RNASeq is a protocol to quantitate the transcriptome and also to detect novel genes, transcripts, splice-sites, exons, ncRNAs. The focus here is on estimating the relative number of mRNA transcripts for differential gene expression between sample phenotypes.
The protocol, in brief, is as follows. cDNA from reverse transcription of poly-A captured transcripts is sequenced and fragment reads are aligned to a reference genome or transcriptome. The relative number of reads (after normalization) for each gene is a measure used for differential expression between samples.
This normalized measure, Reads Per Kilo-base per Million mapped reads, RPKM is calculated as follows.

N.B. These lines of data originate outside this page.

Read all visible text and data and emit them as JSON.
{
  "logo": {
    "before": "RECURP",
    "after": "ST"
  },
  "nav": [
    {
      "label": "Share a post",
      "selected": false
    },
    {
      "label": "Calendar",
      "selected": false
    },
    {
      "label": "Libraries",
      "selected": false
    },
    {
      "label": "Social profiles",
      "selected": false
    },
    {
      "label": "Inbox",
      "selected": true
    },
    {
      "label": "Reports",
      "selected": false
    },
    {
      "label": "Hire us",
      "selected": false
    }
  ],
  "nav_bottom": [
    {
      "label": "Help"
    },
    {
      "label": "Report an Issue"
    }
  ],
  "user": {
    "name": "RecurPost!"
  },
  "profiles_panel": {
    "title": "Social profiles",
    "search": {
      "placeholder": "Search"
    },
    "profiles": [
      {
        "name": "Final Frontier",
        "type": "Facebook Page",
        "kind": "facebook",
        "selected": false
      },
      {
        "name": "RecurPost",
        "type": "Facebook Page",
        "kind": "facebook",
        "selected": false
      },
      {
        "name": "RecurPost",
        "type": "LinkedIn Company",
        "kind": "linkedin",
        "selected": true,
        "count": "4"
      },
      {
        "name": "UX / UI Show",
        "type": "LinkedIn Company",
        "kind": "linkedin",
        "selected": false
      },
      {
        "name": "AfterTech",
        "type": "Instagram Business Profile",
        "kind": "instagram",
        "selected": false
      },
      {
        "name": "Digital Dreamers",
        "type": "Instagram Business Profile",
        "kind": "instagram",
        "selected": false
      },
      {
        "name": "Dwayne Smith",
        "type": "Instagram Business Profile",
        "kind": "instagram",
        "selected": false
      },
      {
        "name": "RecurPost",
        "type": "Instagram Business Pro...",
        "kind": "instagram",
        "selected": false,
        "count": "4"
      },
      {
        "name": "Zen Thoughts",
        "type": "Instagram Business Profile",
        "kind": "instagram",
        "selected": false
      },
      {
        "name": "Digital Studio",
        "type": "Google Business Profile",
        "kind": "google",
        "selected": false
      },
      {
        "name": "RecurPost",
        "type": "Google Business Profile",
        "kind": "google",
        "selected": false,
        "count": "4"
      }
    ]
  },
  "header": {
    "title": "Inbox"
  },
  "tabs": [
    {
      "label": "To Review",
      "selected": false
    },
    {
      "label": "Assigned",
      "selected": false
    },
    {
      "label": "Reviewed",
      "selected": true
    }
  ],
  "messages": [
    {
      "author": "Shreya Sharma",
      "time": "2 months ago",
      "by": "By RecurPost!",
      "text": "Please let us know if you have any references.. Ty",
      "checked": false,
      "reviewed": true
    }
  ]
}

Say gene G has a length of 1000bp.
Sample A has 100 reads mapping to this gene with a total of 10 million mappable reads for the entire sample gives RPKM=100/1*10=10
Sample B has 25 reads mapping to this gene with a total of 5 million mappable reads for the entire sample gives RPKM=25/1*5=5
However this 2-fold change in expression might be misleading. For example, Gene G in sample A might be expressed as a long 1000bp isoform while Sample B expresses a shorter isoform of length say 500bp.
So sample B RPKM=25/0.5*5=10, and so there is no change in differential expression.
A better way to estimate gene abundance is to add up individual isoform totals. However this brings up the problem of assigning short reads to specific isoforms of a gene.
In addition, there is the problem of short reads mapping to different genes in the same family or isoforms. Some algorithms discard these while others assign them in proportion to uniquely mapped reads. The discards reportedly are significant – for example 17% of reads for the mouse.
RSEM (http://bioinformatics.oxfordjournals.org/content/26/4/493.full) is an improvement over earlier methods (http://www.ncbi.nlm.nih.gov/pubmed/18516045) to estimate gene abundance by assigning reads to specific isoforms based on a rigorous statistical approach. Gene quantities are then estimated by summing up isoform values.
The TCGA portal provides RNASeq data for gene relative abundances for various cancer samples that have been processed through both methods. Older data is available under the data type RNASeq while data output from RSEM is available as data type RNASeqV2. The same data in a consolidated format is available on the Broad website.